Türkiye’deki yargı haberciliğinin bir diğer ismi Gökçer Tahincioğlu, cezasızlığın arşivini oluşturuyor denebilir. Tahincioğlu aynı zamanda bir edebiyatçı. Sözcüklerle kurduğu dünyanın içinde en çok da devlet şiddeti var. 
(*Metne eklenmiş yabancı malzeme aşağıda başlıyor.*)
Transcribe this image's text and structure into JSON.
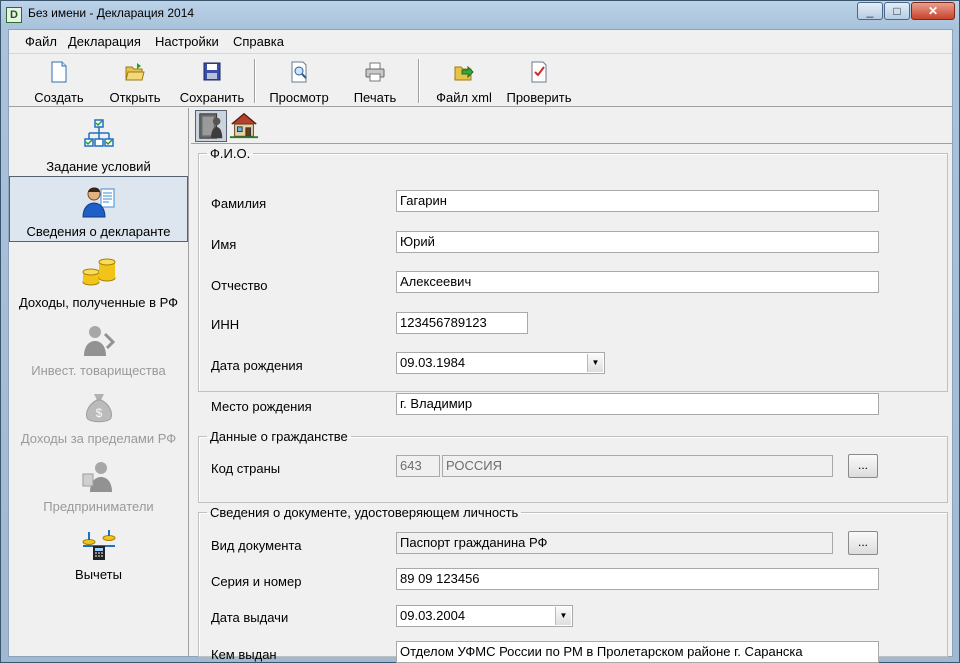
{
  "window": {
    "title": "Без имени - Декларация 2014",
    "icon_letter": "D",
    "minimize": "_",
    "maximize": "□",
    "close": "✕"
  },
  "menu": [
    "Файл",
    "Декларация",
    "Настройки",
    "Справка"
  ],
  "toolbar": {
    "create": "Создать",
    "open": "Открыть",
    "save": "Сохранить",
    "preview": "Просмотр",
    "print": "Печать",
    "xml": "Файл xml",
    "check": "Проверить"
  },
  "sidebar": {
    "items": [
      {
        "label": "Задание условий",
        "icon": "conditions-icon",
        "state": "normal"
      },
      {
        "label": "Сведения о декларанте",
        "icon": "declarant-icon",
        "state": "active"
      },
      {
        "label": "Доходы, полученные в РФ",
        "icon": "coins-icon",
        "state": "normal"
      },
      {
        "label": "Инвест. товарищества",
        "icon": "investment-icon",
        "state": "disabled"
      },
      {
        "label": "Доходы за пределами РФ",
        "icon": "moneybag-icon",
        "state": "disabled"
      },
      {
        "label": "Предприниматели",
        "icon": "entrepreneur-icon",
        "state": "disabled"
      },
      {
        "label": "Вычеты",
        "icon": "deductions-icon",
        "state": "normal"
      }
    ]
  },
  "tabs": {
    "person_icon": "person-door-icon",
    "house_icon": "house-icon"
  },
  "fio": {
    "title": "Ф.И.О.",
    "surname_label": "Фамилия",
    "surname": "Гагарин",
    "name_label": "Имя",
    "name": "Юрий",
    "patronymic_label": "Отчество",
    "patronymic": "Алексеевич",
    "inn_label": "ИНН",
    "inn": "123456789123",
    "birthdate_label": "Дата рождения",
    "birthdate": "09.03.1984",
    "birthplace_label": "Место рождения",
    "birthplace": "г. Владимир"
  },
  "citizenship": {
    "title": "Данные о гражданстве",
    "country_label": "Код страны",
    "country_code": "643",
    "country_name": "РОССИЯ",
    "browse": "..."
  },
  "document": {
    "title": "Сведения о документе, удостоверяющем личность",
    "type_label": "Вид документа",
    "type": "Паспорт гражданина РФ",
    "browse": "...",
    "series_label": "Серия и номер",
    "series": "89 09 123456",
    "issue_date_label": "Дата выдачи",
    "issue_date": "09.03.2004",
    "issued_by_label": "Кем выдан",
    "issued_by": "Отделом УФМС России по РМ в Пролетарском районе г. Саранска"
  }
}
Fail yerini yeni faile bıraktığında eski failin yaptıkları daha rahat mı konuşuluyor? Şöyle yanıtlıyor Tahincioğlu:

“Cezasızlık kültürü bir devlet geleneği… Bir süreklilik… Ancak fail yerini yeni faile bıraktığında, evet, elbette eskiyi konuşmak daha kolay… Bunu bazen bizzat sistem yapar. 12 Eylül’ün bütün kural ve kurumlarıyla ayakta olmasına rağmen, ‘darbelerle hesaplaşıyoruz’ denilerek o dönem suçlarının konuşulabilmesinin önünü açmak gibi. Bu zaman zaman da bugünü görünmez kılmak için yapılıyor. Ancak konuşulsa da sistem yine işlemeye devam eder. Yine de yeni faili konuşmak her zaman daha güç ve zorlu.”

“Hayat sürdüğü müddetçe haber bitmez. Bu nedenle, daha acısı, daha büyüğü, daha kötüsünün olması ve buradan haber çıkartmak istemek söz konusu olamaz gazetecilikte. Ancak mesleği yapanların içerisinde acıyı bir meta olarak gören, şiddet ve acı pornografisi hevesi bulunan, bunun şehvetine kapılan insanlar vardır ve olacaktır. Normalde hakikatle bağı, haklar konusunda bir duyarlılığı bulunmamasına rağmen dönemin ruhu gereği hak temelli bu alandan beslenmeye çalışanlar gibi.”

“Bütün bunlar düşünülerek, failin nasıl korunduğunu deşifre etmek, olayın nasıl yaşandığını aktarabilmek açısından hikâyeye odaklanmak şart. Yeni failleri deşifre etmek açısından da büyük önem taşıyor. Ancak ajitasyon yapmadan, şiddeti yeniden üretmeden, faili belirsiz ve görünmez kılmadan, aksine açığa çıkartarak bunu gerçekleştirmek gerekiyor. Evrensel ilkeler esas alındığında, cezasızlık kültürüne karşı en etkili mücadele yöntemi, deşifre etmek.”

Walter Benjamin’ın Son Bakışta Aşk’ta tariflediği gibi, çömlekçinin parmak izleri çanağa nasıl yapışıp kalırsa, anlatıcı da hikâyesinde öyle iz bırakıyor. Bu yüzden Adalet Bekleyişi’nde bu hafta anlatıyı, anlatı üzerine kurulu üretimleri, anlamları konuştuk.